What is goal misgeneralization?

Goal misgeneralization happens when an AI model

  1. learns a goal during training and

then competently pursues this misaligned goal after being deployed in a different environment. Goal misgeneralization tends to arise when there are multiple possible reward functions that are indistinguishable from the intended objective and produce similar behavior on the training set, but not OOD. This type of unidentifiability is analogous to the one encountered in inverse reinforcement learning (IRL).

This can result in the system behaving in unexpected or undesirable ways, as its internal optimization process may not align with the intended objectives in these new scenarios. This means that the system's capabilities may still generalize, allowing it to perform well in various tasks or environments, but its objective does not generalize correctly. As a result, the system may competently pursue the wrong objective, leading to behavior that is not aligned with the intended goals.

We can illustrate this concept with an AI trained to navigate to the exit in a maze. If the training environment always contains green exit signs and no other green objects, the agent may simply learn “go to the green thing” instead of learning to go to the exit. This behavior would be indistinguishable from the perspective of a human observing its behavior on the training distribution.

Source: We Were Right! Real Inner Misalignment

However, when the environment changes, this new environment may contain green objects. The resulting behavior is that this agent is now competently traversing the maze to go to the green apples instead of going to the exit sign.

Source: We Were Right! Real Inner Misalignment

When transitioning from training to deployment, both capabilities and goals can either generalize or fail to generalize.
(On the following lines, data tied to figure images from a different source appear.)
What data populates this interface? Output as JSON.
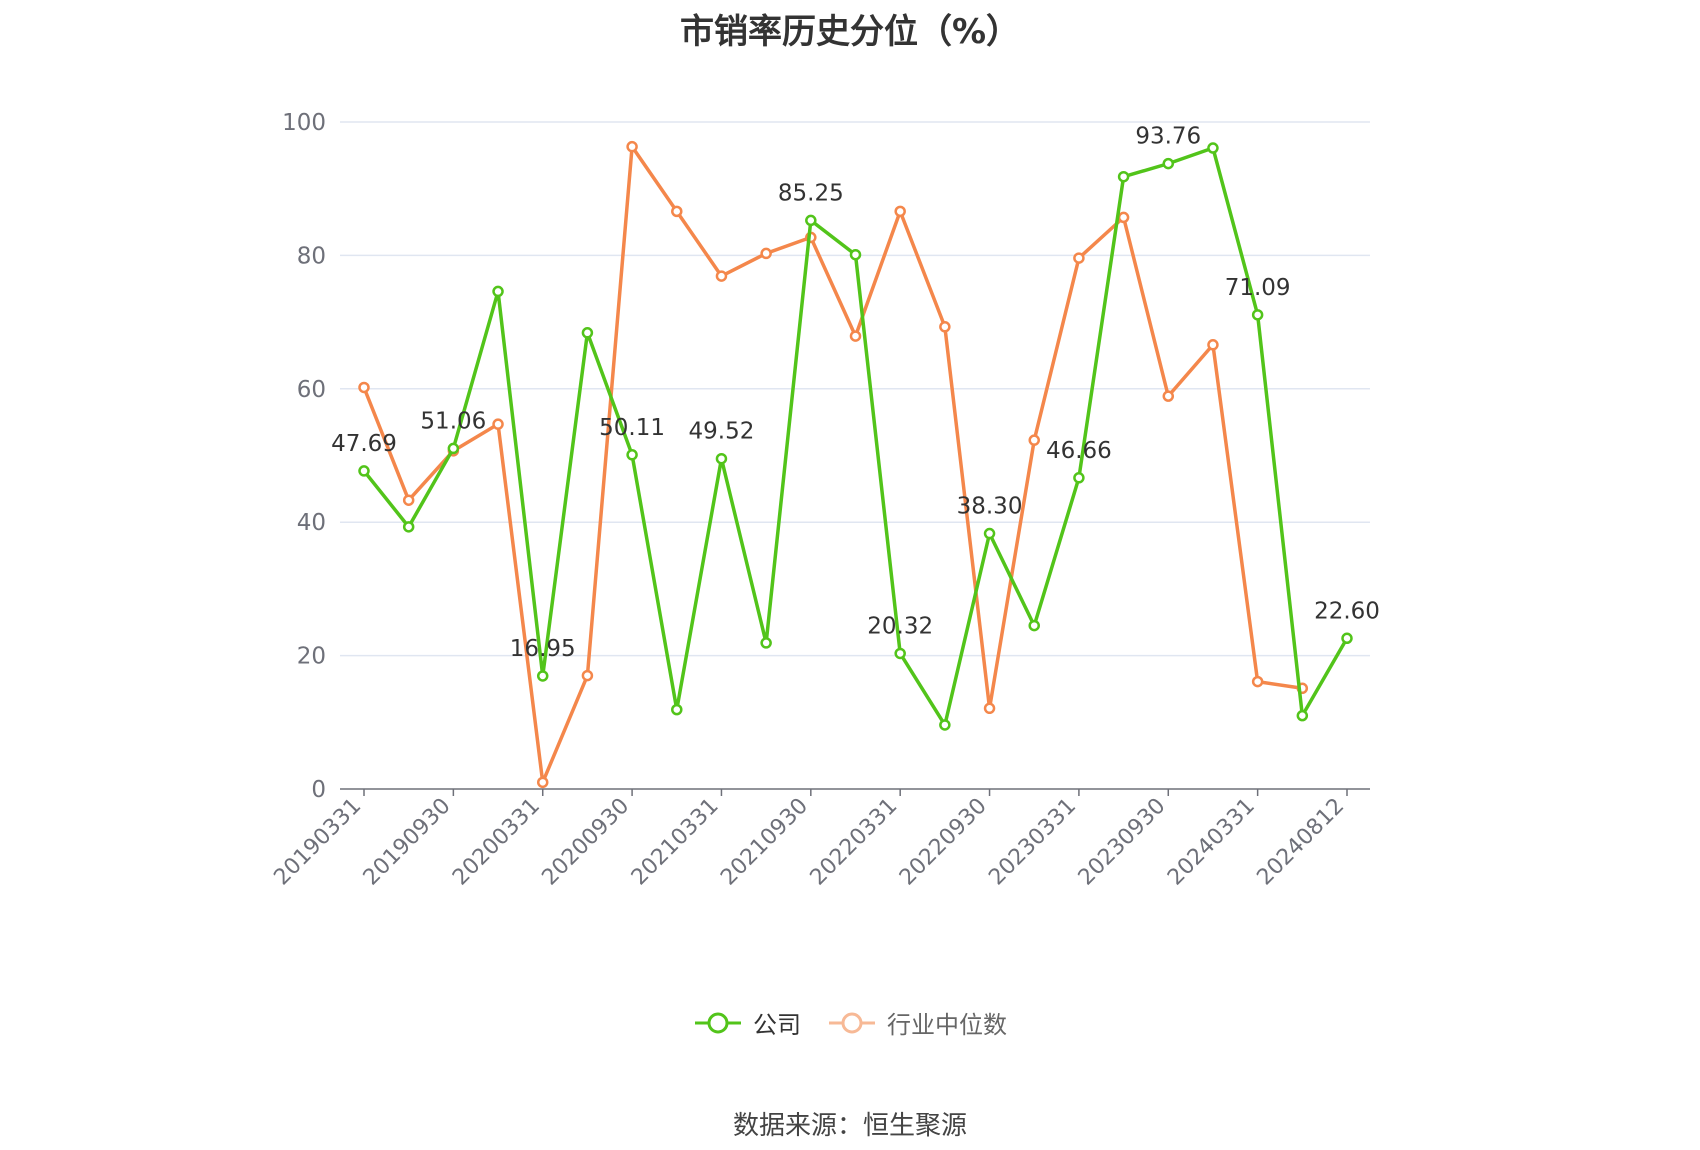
{
  "chart_data": {
    "type": "line",
    "title": "市销率历史分位（%）",
    "x": [
      "20190331",
      "20190630",
      "20190930",
      "20191231",
      "20200331",
      "20200630",
      "20200930",
      "20201231",
      "20210331",
      "20210630",
      "20210930",
      "20211231",
      "20220331",
      "20220630",
      "20220930",
      "20221231",
      "20230331",
      "20230630",
      "20230930",
      "20231231",
      "20240331",
      "20240630",
      "20240812"
    ],
    "x_tick_labels": [
      "20190331",
      "20190930",
      "20200331",
      "20200930",
      "20210331",
      "20210930",
      "20220331",
      "20220930",
      "20230331",
      "20230930",
      "20240331",
      "20240812"
    ],
    "ylim": [
      0,
      100
    ],
    "y_ticks": [
      0,
      20,
      40,
      60,
      80,
      100
    ],
    "grid": true,
    "legend_position": "bottom",
    "series": [
      {
        "name": "公司",
        "color": "#52c41a",
        "values": [
          47.69,
          39.3,
          51.06,
          74.6,
          16.95,
          68.4,
          50.11,
          11.9,
          49.52,
          21.9,
          85.25,
          80.1,
          20.32,
          9.6,
          38.3,
          24.5,
          46.66,
          91.8,
          93.76,
          96.1,
          71.09,
          11.0,
          22.6
        ],
        "labels": [
          "47.69",
          "",
          "51.06",
          "",
          "16.95",
          "",
          "50.11",
          "",
          "49.52",
          "",
          "85.25",
          "",
          "20.32",
          "",
          "38.30",
          "",
          "46.66",
          "",
          "93.76",
          "",
          "71.09",
          "",
          "22.60"
        ]
      },
      {
        "name": "行业中位数",
        "color": "#f4874b",
        "values": [
          60.2,
          43.3,
          50.7,
          54.7,
          1.0,
          17.0,
          96.3,
          86.6,
          76.9,
          80.3,
          82.7,
          67.9,
          86.6,
          69.3,
          12.1,
          52.3,
          79.6,
          85.7,
          58.9,
          66.6,
          16.1,
          15.1,
          null
        ]
      }
    ]
  },
  "source_text": "数据来源：恒生聚源"
}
Out of these, only one scenario is an example of goal misgeneralization: Scenario 2. Scenario 1 is the ideal scenario that we want. If the agent's capabilities don't generalize then we don't care, because it's incompetent and not capable of anything ... so it doesn't matter if it's “trying” to do either the right or the wrong thing. This rules out scenarios 3 and 4 from being too dangerous. The only one left is scenario 2, where an agent might retain the capabilities it acquired during training but attempt to pursue a goal that is different from what it was trained and demonstrated to pursue.

Goal misgeneralization is a type of inner misalignment because the system ends up pursuing objectives different from that specified by its creators.

Why is goal misgeneralization more dangerous than capabilities generalization? An agent that capably pursues an incorrect goal can leverage its capabilities to visit arbitrarily bad states. In contrast, the only risks from capability generalization failures are those of accidents due to incompetence.

Addressing goal misgeneralization requires considering the challenges posed by the lack of true iid data and the potential distributional shifts between training and deployment. Researchers have proposed various approaches to mitigate this problem, such as designing systems that are robust to distributional shifts or explicitly modeling and aligning the objectives of the AI system with human values. Another reason we could see goal misgeneralization occurring is if there is some proxy that correlates to the intended goal in the training environment, e.g. correlation between green apples and green exit signs in a maze. This proxy is only valid if the training/correlation does not exist in the deployment environment.